Earth & Energy
New Study Reveals That Earth Was Born With Water
Forget meteorites and asteroids.

Earth’s water supply is vital to sustaining life. For those who wonder about the origin of life here on our planet, the question of where the water came from has always been a matter of curiosity.
Looking for traces of the existence of water on Earth, a team of scientists from California-based Lawrence Livermore National Laboratory perused rocks from the Moon — Earth’s only natural satellite. The work was published in the Proceedings of the National Academy of Sciences.
Research into where water on Earth came from
The team looked at the isotopic character of those rocks and came up with an answer that “the Earth-Moon system had very low levels of volatile elements prior to the impact,” Phys reported. Due to low 87Sr, both of the colliding objects must have been dry initially, “and not much could have been added since.” For the research, rubidium-87 calculated from 87Sr was used.
It is widely accepted that the Moon occurred when Earth and a Mars-sized planet collided, and that is called the giant impact theory. The collision resulted in a substantial amount of debris in Earth’s orbit, and the debris in question became the bright sky object we see in the night sky.
‘Born with it’ option
“Earth was either born with the water we have, or we were hit by something that was basically pure H2O, with not much else in it,” said Greg Brennecka, cosmochemist and co-author of the study. “This work eliminates meteorites or asteroids as possible sources of water on Earth and points strongly toward the ‘born with it’ option.”

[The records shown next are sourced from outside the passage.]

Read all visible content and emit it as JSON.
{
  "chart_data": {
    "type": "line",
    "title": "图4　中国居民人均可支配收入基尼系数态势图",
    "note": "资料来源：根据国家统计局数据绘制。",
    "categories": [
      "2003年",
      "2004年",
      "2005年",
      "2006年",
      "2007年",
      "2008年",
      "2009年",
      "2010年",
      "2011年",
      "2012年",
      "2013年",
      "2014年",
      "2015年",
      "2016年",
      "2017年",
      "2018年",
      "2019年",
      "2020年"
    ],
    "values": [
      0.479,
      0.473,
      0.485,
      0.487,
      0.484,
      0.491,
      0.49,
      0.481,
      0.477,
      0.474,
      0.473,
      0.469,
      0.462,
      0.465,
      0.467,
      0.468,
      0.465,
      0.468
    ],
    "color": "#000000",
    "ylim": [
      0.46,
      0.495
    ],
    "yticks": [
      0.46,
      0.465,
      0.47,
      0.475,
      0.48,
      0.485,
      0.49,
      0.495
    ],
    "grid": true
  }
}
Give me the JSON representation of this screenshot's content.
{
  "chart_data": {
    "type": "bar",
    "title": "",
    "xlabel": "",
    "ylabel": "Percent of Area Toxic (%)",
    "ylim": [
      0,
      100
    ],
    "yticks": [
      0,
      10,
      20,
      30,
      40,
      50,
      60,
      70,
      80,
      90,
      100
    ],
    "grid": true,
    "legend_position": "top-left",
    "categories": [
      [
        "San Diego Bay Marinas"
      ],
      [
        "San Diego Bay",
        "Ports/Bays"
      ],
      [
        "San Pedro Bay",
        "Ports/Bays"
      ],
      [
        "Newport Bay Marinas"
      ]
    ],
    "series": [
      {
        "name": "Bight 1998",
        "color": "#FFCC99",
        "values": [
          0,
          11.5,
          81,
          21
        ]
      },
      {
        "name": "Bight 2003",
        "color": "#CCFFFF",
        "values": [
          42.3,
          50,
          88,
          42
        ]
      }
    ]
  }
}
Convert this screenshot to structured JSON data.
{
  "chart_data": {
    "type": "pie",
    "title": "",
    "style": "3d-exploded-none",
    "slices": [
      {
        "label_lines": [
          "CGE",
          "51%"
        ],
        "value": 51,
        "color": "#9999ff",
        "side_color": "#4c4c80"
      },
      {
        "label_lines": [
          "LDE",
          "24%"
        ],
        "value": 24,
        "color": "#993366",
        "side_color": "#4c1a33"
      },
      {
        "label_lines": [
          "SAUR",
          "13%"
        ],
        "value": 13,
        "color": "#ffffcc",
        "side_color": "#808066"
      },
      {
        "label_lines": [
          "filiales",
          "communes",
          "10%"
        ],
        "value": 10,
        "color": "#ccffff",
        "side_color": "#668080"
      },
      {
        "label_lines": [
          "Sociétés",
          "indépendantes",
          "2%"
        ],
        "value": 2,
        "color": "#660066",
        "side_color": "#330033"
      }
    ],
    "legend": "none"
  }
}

According to the research, the two giant objects that barged into each other “must have come from the inner Solar System, and the event could not have happened prior to 4.45 billion years ago”.
“There were only a few types of materials that could have combined to make the Earth and moon, and they were not exotic—they were likely both just large bodies that formed in approximately the same area that happened to run into one another a little more than 100 million years after the solar system formed,” said Lars Borg, lead author of the work.